I've just started in a new job and it is nothing like I thought it would be. In the ad and during the interview I was led to believe it was an entry level marketing job. Once in the office I was told that the secretary was leaving next week and I would be doing her job (plus the marketing).
As well as this, I have to help build the website using software I've never used before. I decided I would give it a go and see if I could figure it out but it's much more difficult than I thought.
On top of this I don't really want to be a secretary. I'm only 2 days in but I've not signed any contracts yet so I feel it's better to leave now so as not to waste their (or my own) time. I'm gutted because the job description was exactly what I was looking for.
How do I tell them this in the nicest possible way?
I would suggest staying quiet... 2 days is not very long. Let the week finish out and see how you feel then give it a second week if you still feel the same simply sit down and say the position is not for you.... it happens.
Just arrange a meeting with your manager and explain that took an entry level marketing job and you dont want to be a secretary.
Explain that you dont know how to use the website building software and need training.
I think the website building part might be good experience for you and you might learn some marketing skills from it. Knowing how to interact with web users is a good marketing skill.
As for the secretary i fully understand your desire to not want to do this.
Just be straight forward with your manager. You dont want to be a secretary.
I dont think its as straight forward as "the position is not right for you".
The position was taken with the understanding it was a marketing position. If they wanted to be a secretary then they would have applied for a secretary job.
It needs to be made clear to their manager that she isnt happy being a secretary and will not hang around if that remains the case.
Its very common in junior roles for them to get very little experience in the role they are supposed to be learning. The OP will inevitably end up being a secretary most of their time and learning nothing about marketing.
Thanks everyone for replying.
At the moment it's not an 'if I leave' but a 'when I leave' because I know I'm not the right person for the job and I feel guilty for 'depriving' the company of having someone more suitable and depriving someone who would thrive in the role.
Usually in jobs if I don't know how to do something I go learn how to do it and I take everything as a learning experience so when I was asked to help out with the website I didn't mind. I thought it would be a good experience and I would learn useful skills. But the job required is much bigger than I thought and far above my knowledge level. They really need an expert.
I also asked the current secretary what her role entailed before I left this evening and I was very surprised at the kind of duties she performs for the company (I've yet to receive training for the role which is why I asked her). She told me she stocks the staff room with milk/coffee and such and cleans the toilet as well as secretarial duties like answering phones and handling paperwork. She didn't tell me I'd be cleaning the toilet but it was implied. Now, I've cleaned toilets for a living while in college, I have nothing against it, but it was not in the ad nor mentioned to me in the interview and I don't want to go back to cleaning toilets for work.
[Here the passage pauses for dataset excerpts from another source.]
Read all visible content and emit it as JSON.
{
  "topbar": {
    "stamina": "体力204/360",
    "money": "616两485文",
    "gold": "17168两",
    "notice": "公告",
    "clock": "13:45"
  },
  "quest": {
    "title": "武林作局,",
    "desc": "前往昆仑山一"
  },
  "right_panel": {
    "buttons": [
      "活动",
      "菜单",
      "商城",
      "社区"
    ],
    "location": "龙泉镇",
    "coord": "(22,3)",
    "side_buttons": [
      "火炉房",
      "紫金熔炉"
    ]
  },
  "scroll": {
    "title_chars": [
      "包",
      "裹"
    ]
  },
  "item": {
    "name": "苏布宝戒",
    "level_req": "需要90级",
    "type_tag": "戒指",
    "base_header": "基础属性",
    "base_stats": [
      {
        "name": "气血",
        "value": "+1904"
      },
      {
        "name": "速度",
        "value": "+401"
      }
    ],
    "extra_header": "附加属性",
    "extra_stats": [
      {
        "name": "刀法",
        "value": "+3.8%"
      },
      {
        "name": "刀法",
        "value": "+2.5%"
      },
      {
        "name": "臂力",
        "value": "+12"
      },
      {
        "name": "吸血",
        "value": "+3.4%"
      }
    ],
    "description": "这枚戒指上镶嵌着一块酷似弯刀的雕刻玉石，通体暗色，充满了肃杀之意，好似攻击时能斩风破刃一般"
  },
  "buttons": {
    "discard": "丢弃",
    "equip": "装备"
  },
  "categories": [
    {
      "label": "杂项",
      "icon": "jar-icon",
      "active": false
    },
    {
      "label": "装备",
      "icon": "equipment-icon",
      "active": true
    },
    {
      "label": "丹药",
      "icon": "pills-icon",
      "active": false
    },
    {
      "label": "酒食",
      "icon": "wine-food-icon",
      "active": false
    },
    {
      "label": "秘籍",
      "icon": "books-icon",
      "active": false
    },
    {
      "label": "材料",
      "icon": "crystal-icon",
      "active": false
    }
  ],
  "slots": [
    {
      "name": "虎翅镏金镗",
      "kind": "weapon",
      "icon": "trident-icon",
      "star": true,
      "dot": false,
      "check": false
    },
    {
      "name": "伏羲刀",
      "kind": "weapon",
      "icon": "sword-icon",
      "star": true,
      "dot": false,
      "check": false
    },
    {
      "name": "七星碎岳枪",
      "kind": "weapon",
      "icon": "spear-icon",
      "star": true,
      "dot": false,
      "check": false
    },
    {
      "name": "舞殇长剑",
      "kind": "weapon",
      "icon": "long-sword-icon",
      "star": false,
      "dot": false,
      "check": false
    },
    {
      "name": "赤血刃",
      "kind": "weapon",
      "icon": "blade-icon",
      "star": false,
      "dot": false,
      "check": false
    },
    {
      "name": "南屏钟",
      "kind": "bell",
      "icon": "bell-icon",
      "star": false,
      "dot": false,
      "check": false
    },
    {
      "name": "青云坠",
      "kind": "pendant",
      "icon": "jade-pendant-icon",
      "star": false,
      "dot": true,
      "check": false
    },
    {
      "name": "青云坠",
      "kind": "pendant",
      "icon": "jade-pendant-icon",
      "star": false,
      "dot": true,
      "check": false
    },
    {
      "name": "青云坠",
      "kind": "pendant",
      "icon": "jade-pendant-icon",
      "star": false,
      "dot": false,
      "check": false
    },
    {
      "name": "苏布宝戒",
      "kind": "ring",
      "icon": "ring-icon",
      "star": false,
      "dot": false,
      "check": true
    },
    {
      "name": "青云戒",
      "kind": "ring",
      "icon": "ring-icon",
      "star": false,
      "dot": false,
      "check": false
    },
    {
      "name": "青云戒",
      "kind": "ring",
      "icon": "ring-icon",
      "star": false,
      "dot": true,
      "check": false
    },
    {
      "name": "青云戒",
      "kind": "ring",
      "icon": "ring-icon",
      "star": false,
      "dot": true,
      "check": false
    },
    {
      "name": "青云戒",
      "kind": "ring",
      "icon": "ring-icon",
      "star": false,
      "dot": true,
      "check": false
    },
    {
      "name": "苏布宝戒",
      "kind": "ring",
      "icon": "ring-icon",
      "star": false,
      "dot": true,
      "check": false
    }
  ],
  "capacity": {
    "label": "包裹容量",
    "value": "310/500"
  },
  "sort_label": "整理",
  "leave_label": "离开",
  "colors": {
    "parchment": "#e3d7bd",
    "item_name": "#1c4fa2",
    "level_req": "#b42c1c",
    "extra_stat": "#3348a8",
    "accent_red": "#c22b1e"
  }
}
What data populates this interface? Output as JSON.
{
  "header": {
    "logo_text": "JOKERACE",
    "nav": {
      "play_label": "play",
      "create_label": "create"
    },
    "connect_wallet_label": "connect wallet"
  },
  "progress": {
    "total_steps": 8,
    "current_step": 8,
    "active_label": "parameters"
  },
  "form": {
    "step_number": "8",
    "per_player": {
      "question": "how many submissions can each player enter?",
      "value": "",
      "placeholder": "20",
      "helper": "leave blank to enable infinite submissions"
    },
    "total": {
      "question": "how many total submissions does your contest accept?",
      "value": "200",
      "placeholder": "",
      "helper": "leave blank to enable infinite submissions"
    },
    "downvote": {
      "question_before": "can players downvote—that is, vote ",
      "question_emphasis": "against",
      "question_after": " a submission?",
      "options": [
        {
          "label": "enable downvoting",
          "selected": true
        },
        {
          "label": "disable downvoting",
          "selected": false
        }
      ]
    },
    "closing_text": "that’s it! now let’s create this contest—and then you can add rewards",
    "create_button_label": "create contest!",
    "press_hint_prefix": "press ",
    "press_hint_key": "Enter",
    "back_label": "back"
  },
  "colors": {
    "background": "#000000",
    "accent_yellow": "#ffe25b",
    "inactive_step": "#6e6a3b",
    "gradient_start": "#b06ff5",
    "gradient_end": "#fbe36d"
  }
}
I don't like giving up but this job is really not what I was led to believe it was.
Hi,I was on the same situation about 18 months ago(different sector).After the 1st week I realized the position wasn't as described and wasn't going to be, so I went to speak to the owner/boss. I offered to work the next week,which was accepted and we parted on good terms, You need to be honest here with the company but more honest with yourself.
Whatever about cleaning the jacks, you shouldn't jump to conclusions regarding managing the website. Two days is really very little time. One of the lessons I've learnt in life is to persevere for at least a decent period. Usually things get easier, clearer and more manageable if you stick at something that initially appears difficult or even impossible.
It's not just managing the website, that I can do and have done before. Their entire website is barely working correctly. I don't want to go into too much detail about the site issues but they are vast and really need someone with experience to fix. I know basic html but what they need is a programmer. I'm really not comfortable working with the site in case I break it further.
It's not just managing the website, that I can do and have done before. Their entire website is barely working correctly. I don't want to go into too much detail about the site issues but they are vast and really need someone with experience to fix. I know basic html but what they need is a programmer. I'm really not comfortable working with the site in case I break it further.[/QUOTE
Hope you don't mind me asking,but is it your instinct that it this jobjust isn't right for you?
Could you stay in the job while you look for something more suitable. Working doing anything will help to build your experience rather than not working.
You will still get to see/ involved in some marketing post and that has to be better than not working at all.
Also it is always easier to get a job when you are in a job.
Although you feel you don’t have the experience or knowledge for the job, when it is a entry level post I would imagine the company would have to provide you with a siitable level of support. You can definitely advise your manager about your concerns re: lack of skills in the area.